ビー玉
ドタバタと子供の足音が響き渡り、甲高い笑い声が壁を貫通して耳に刺さる。ここの所毎日そうだ。
苛立ちは遂に頂点を越えて、彼は目の前の原稿用紙にくしゃりと皺を作った。そのままの気持ちで勢いよく立ち上がり、狭い部屋を出て隣の部屋の扉を乱暴に叩いた。
「……なんすか?」
顔を出した如何にも柄の悪そうな男の眉間の皺を見て、彼は今日こそ言おうと用意してきた言葉を飲み込んでしまった。
「その……も、もう少し……静かにして欲しいなっ……て……」
想定していた言葉よりかなり柔らかいもので抗議してみたが、不機嫌そうに一つ舌打ちを返されただけだった。
バタンと無情に閉まったドアの前で苛立ちをコンクリートの床にぶつけて、同時に小指を柵の端に打ち付け痛みで声にならない悲鳴を上げる羽目になった。
「そう落ち込むなよ渡部~」
酒が入って力の加減を忘れたのか、江藤はバシバシと容赦無い力で彼の肩を叩く。
渡部龍郎はしがない小説家だった。
若かりし頃に書いた小説が新人賞を受賞して以来、ずるずるとこの仕事を続けて来たのだが、今は大したヒットも飛ばせない作家の一人と成り下がっていた。
共に酒を飲んでいるかつて同じ学舎で学んだ江藤と服部は、それぞれ大手企業の役職付きや不動産会社の経営で成功している。三十代も後半に差し掛かって、自らの人生と彼等の格差に内心絶望しながら、今日も住まいに持った不満を順風満帆な二人にぶちまけて嘆いていた。
「本当……なんでいつも言えないかな……」
「相手おっかないんだろ? なら仕方ないって」
「最近は何するかわからん奴が多いからな、下手に刺激すると後が怖いぞ」
服部は江藤の様に肩を叩きはしなかったが、慰めの酒を注いでくれた。それを一気に煽って、渡部は机に額を押し付けた。
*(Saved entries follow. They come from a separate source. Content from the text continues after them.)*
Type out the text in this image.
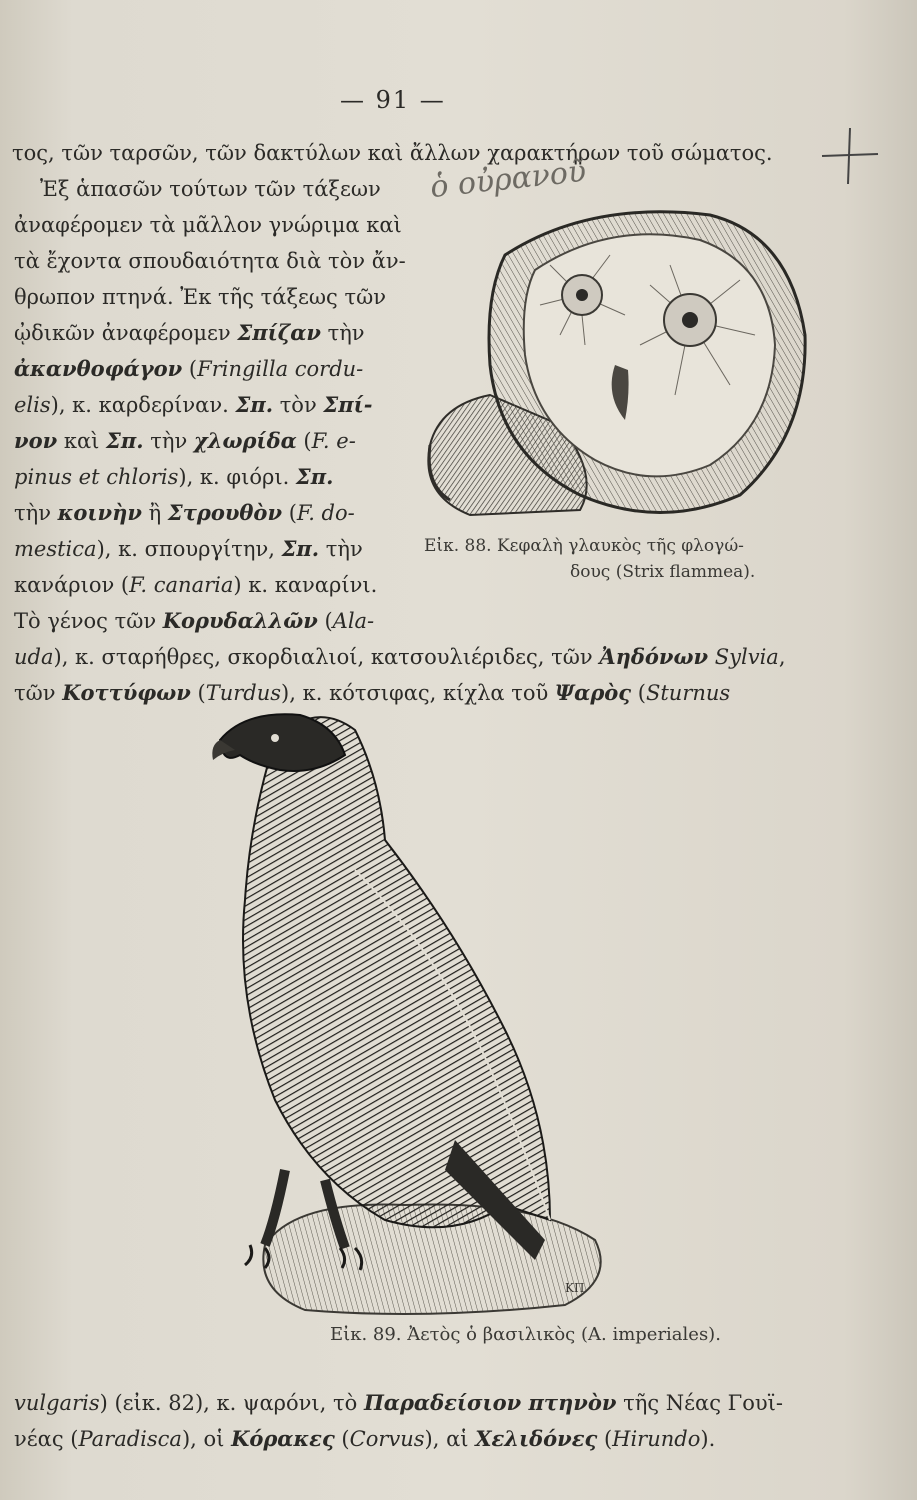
— 91 —
τος, τῶν ταρσῶν, τῶν δακτύλων καὶ ἄλλων χαρακτήρων τοῦ σώματος.
Ἐξ ἁπασῶν τούτων τῶν τάξεων
ἀναφέρομεν τὰ μᾶλλον γνώριμα καὶ
τὰ ἔχοντα σπουδαιότητα διὰ τὸν ἄν-
θρωπον πτηνά. Ἐκ τῆς τάξεως τῶν
ᾠδικῶν ἀναφέρομεν Σπίζαν τὴν
ἀκανθοφάγον (Fringilla cordu-
elis), κ. καρδερίναν. Σπ. τὸν Σπί-
νον καὶ Σπ. τὴν χλωρίδα (F. e-
pinus et chloris), κ. φιόρι. Σπ.
τὴν κοινὴν ἢ Στρουθὸν (F. do-
mestica), κ. σπουργίτην, Σπ. τὴν
κανάριον (F. canaria) κ. καναρίνι.
Τὸ γένος τῶν Κορυδαλλῶν (Ala-
uda), κ. σταρήθρες, σκορδιαλιοί, κατσουλιέριδες, τῶν Ἀηδόνων Sylvia,
τῶν Κοττύφων (Turdus), κ. κότσιφας, κίχλα τοῦ Ψαρὸς (Sturnus
ὁ οὐρανοῦ
Εἰκ. 88. Κεφαλὴ γλαυκὸς τῆς φλογώ-
δους (Strix flammea).
ΚΠ
Εἰκ. 89. Ἀετὸς ὁ βασιλικὸς (A. imperiales).
vulgaris) (εἰκ. 82), κ. ψαρόνι, τὸ Παραδείσιον πτηνὸν τῆς Νέας Γουϊ-
νέας (Paradisca), οἱ Κόρακες (Corvus), αἱ Χελιδόνες (Hirundo).
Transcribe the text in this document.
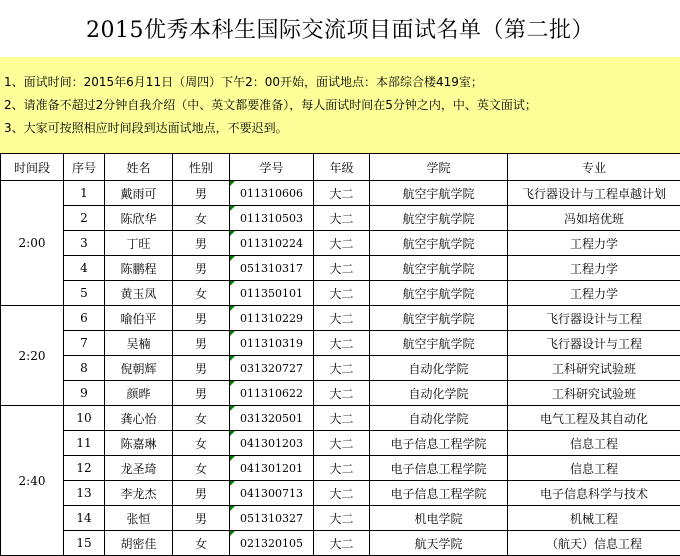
2015优秀本科生国际交流项目面试名单（第二批）
1、面试时间：2015年6月11日（周四）下午2：00开始，面试地点：本部综合楼419室；
2、请准备不超过2分钟自我介绍（中、英文都要准备），每人面试时间在5分钟之内，中、英文面试；
3、大家可按照相应时间段到达面试地点，不要迟到。
时间段	序号	姓名	性别	学号	年级	学院	专业
2:00	1	戴雨可	男	011310606	大二	航空宇航学院	飞行器设计与工程卓越计划
	2	陈欣华	女	011310503	大二	航空宇航学院	冯如培优班
	3	丁旺	男	011310224	大二	航空宇航学院	工程力学
	4	陈鹏程	男	051310317	大二	航空宇航学院	工程力学
	5	黄玉凤	女	011350101	大二	航空宇航学院	工程力学
2:20	6	喻伯平	男	011310229	大二	航空宇航学院	飞行器设计与工程
	7	吴楠	男	011310319	大二	航空宇航学院	飞行器设计与工程
	8	倪朝辉	男	031320727	大二	自动化学院	工科研究试验班
	9	颜晔	男	011310622	大二	自动化学院	工科研究试验班
2:40	10	龚心怡	女	031320501	大二	自动化学院	电气工程及其自动化
	11	陈嘉琳	女	041301203	大二	电子信息工程学院	信息工程
	12	龙圣琦	女	041301201	大二	电子信息工程学院	信息工程
	13	李龙杰	男	041300713	大二	电子信息工程学院	电子信息科学与技术
	14	张恒	男	051310327	大二	机电学院	机械工程
	15	胡密佳	女	021320105	大二	航天学院	（航天）信息工程
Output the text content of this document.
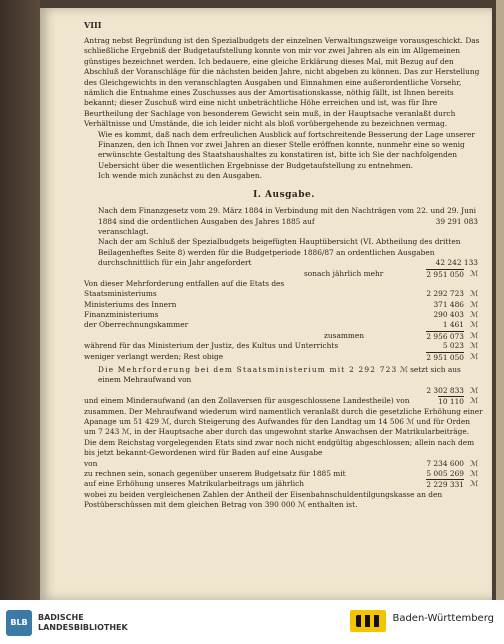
VIII

Antrag nebst Begründung ist den Spezialbudgets der einzelnen Verwaltungszweige vorausgeschickt. Das schließliche Ergebniß der Budgetaufstellung konnte von mir vor zwei Jahren als ein im Allgemeinen günstiges bezeichnet werden. Ich bedauere, eine gleiche Erklärung dieses Mal, mit Bezug auf den Abschluß der Voranschläge für die nächsten beiden Jahre, nicht abgeben zu können. Das zur Herstellung des Gleichgewichts in den veranschlagten Ausgaben und Einnahmen eine außerordentliche Vorsehr, nämlich die Entnahme eines Zuschusses aus der Amortisationskasse, nöthig fällt, ist Ihnen bereits bekannt; dieser Zuschuß wird eine nicht unbeträchtliche Höhe erreichen und ist, was für Ihre Beurtheilung der Sachlage von besonderem Gewicht sein muß, in der Hauptsache veranlaßt durch Verhältnisse und Umstände, die ich leider nicht als bloß vorübergehende zu bezeichnen vermag.

Wie es kommt, daß nach dem erfreulichen Ausblick auf fortschreitende Besserung der Lage unserer Finanzen, den ich Ihnen vor zwei Jahren an dieser Stelle eröffnen konnte, nunmehr eine so wenig erwünschte Gestaltung des Staatshaushaltes zu konstatiren ist, bitte ich Sie der nachfolgenden Uebersicht über die wesentlichen Ergebnisse der Budgetaufstellung zu entnehmen.

Ich wende mich zunächst zu den Ausgaben.

I. Ausgabe.

Nach dem Finanzgesetz vom 29. März 1884 in Verbindung mit den Nachträgen vom 22. und 29. Juni 1884 sind die ordentlichen Ausgaben des Jahres 1885 auf	39 291 083

veranschlagt.

Nach der am Schluß der Spezialbudgets beigefügten Hauptübersicht (VI. Abtheilung des dritten Beilagenheftes Seite 8) werden für die Budgetperiode 1886/87 an ordentlichen Ausgaben durchschnittlich für ein Jahr angefordert	42 242 133

sonach jährlich mehr	2 951 050 ℳ
Von dieser Mehrforderung entfallen auf die Etats des
Staatsministeriums	2 292 723 ℳ
Ministeriums des Innern	371 486 ℳ
Finanzministeriums	290 403 ℳ
der Oberrechnungskammer	1 461 ℳ
zusammen	2 956 073 ℳ
während für das Ministerium der Justiz, des Kultus und Unterrichts	5 023 ℳ
weniger verlangt werden; Rest obige	2 951 050 ℳ

Die Mehrforderung bei dem Staatsministerium mit 2 292 723 ℳ setzt sich aus einem Mehraufwand von

2 302 833 ℳ
und einem Minderaufwand (an den Zollaversen für ausgeschlossene Landestheile) von	10 110 ℳ

zusammen. Der Mehraufwand wiederum wird namentlich veranlaßt durch die gesetzliche Erhöhung einer Apanage um 51 429 ℳ, durch Steigerung des Aufwandes für den Landtag um 14 506 ℳ und für Orden um 7 243 ℳ, in der Hauptsache aber durch das ungewohnt starke Anwachsen der Matrikularbeiträge. Die dem Reichstag vorgelegenden Etats sind zwar noch nicht endgültig abgeschlossen; allein nach dem bis jetzt bekannt-Gewordenen wird für Baden auf eine Ausgabe

von	7 234 600 ℳ
zu rechnen sein, sonach gegenüber unserem Budgetsatz für 1885 mit	5 005 269 ℳ
auf eine Erhöhung unseres Matrikularbeitrags um jährlich	2 229 331 ℳ

wobei zu beiden vergleichenen Zahlen der Antheil der Eisenbahnschuldentilgungskasse an den Postüberschüssen mit dem gleichen Betrag von 390 000 ℳ enthalten ist.

BLB
BADISCHE
LANDESBIBLIOTHEK
Baden-Württemberg
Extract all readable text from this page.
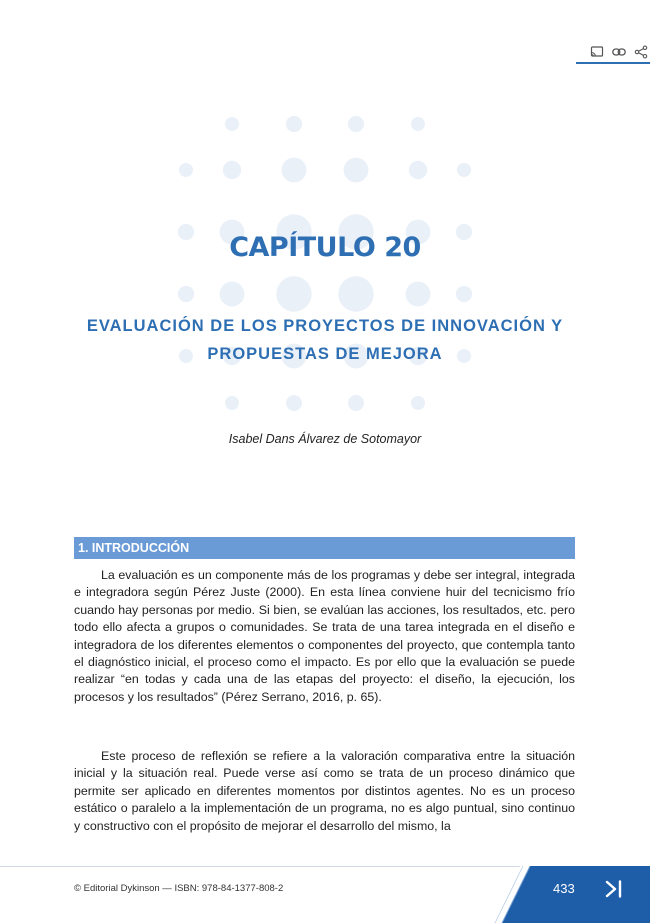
CAPÍTULO 20
EVALUACIÓN DE LOS PROYECTOS DE INNOVACIÓN Y PROPUESTAS DE MEJORA
Isabel Dans Álvarez de Sotomayor
1. INTRODUCCIÓN

La evaluación es un componente más de los programas y debe ser integral, integrada e integradora según Pérez Juste (2000). En esta línea conviene huir del tecnicismo frío cuando hay personas por medio. Si bien, se evalúan las acciones, los resultados, etc. pero todo ello afecta a grupos o comunidades. Se trata de una tarea integrada en el diseño e integradora de los diferentes elementos o componentes del proyecto, que contempla tanto el diagnóstico inicial, el proceso como el impacto. Es por ello que la evaluación se puede realizar “en todas y cada una de las etapas del proyecto: el diseño, la ejecución, los procesos y los resultados” (Pérez Serrano, 2016, p. 65).

Este proceso de reflexión se refiere a la valoración comparativa entre la situación inicial y la situación real. Puede verse así como se trata de un proceso dinámico que permite ser aplicado en diferentes momentos por distintos agentes. No es un proceso estático o paralelo a la implementación de un programa, no es algo puntual, sino continuo y constructivo con el propósito de mejorar el desarrollo del mismo, la

© Editorial Dykinson — ISBN: 978-84-1377-808-2	433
「そんなに不満ならいっそ引っ越してみたらどうだ? お前にならいい物件紹介するよ」
「金が無いんだよ……」
「……んあ、そうだ! 渡部お前さぁ、ここらから少し離れても支障無いか?」
急に何か思い出したのか、江藤は少し呂律が回らなくなってきた口と、身振り手振りを大きくして懸命に説明を始めた。
「俺の親戚がぁ、管理に困ってる家持ってんだよぉ……俺も時々掃除に行くんだけど面倒で面倒で! あ、でも比較的最近に改装したからガスも電気もあるんだぞ? 水もちゃんと出る!」
「話がとっちらかってるんだが……つまり渡部にその家貸してもいいって事か?」
ずり落ちかけている江藤の眼鏡を直してやりながら、服部は酔っぱらいの説明をまとめてくれようと努力してくれた。
江藤の話を大体まとめると、二十三区外になるのだが、親戚が空き家を所有していてその管理に困っているので、誰かに住んでもらった方が有難いから家主を募集中なのだという話だった。
「家賃とかもさ、管理してくれれば要らないから……住まない?」
隣人の騒音に悩んでいる渡部にとっては願ったり叶ったりな話だ。小説以外にも仕事は時々しているが、それも日雇い派遣に近い縛られないものだった。しかも少し場所が離れると言っても電車やバスが一本もないような場所でもなさそうだ。
かなり酔っている江藤がその話を覚えているか不安だったが、その日は解散して後日連絡を取ってみると快諾してくれた。むしろ助かったよと礼まで言われて、決心が決まる。
そして二週間後、晴れて渡部はこの狭く苛立ちしか溜まらない部屋から抜け出す事が出来たのだった。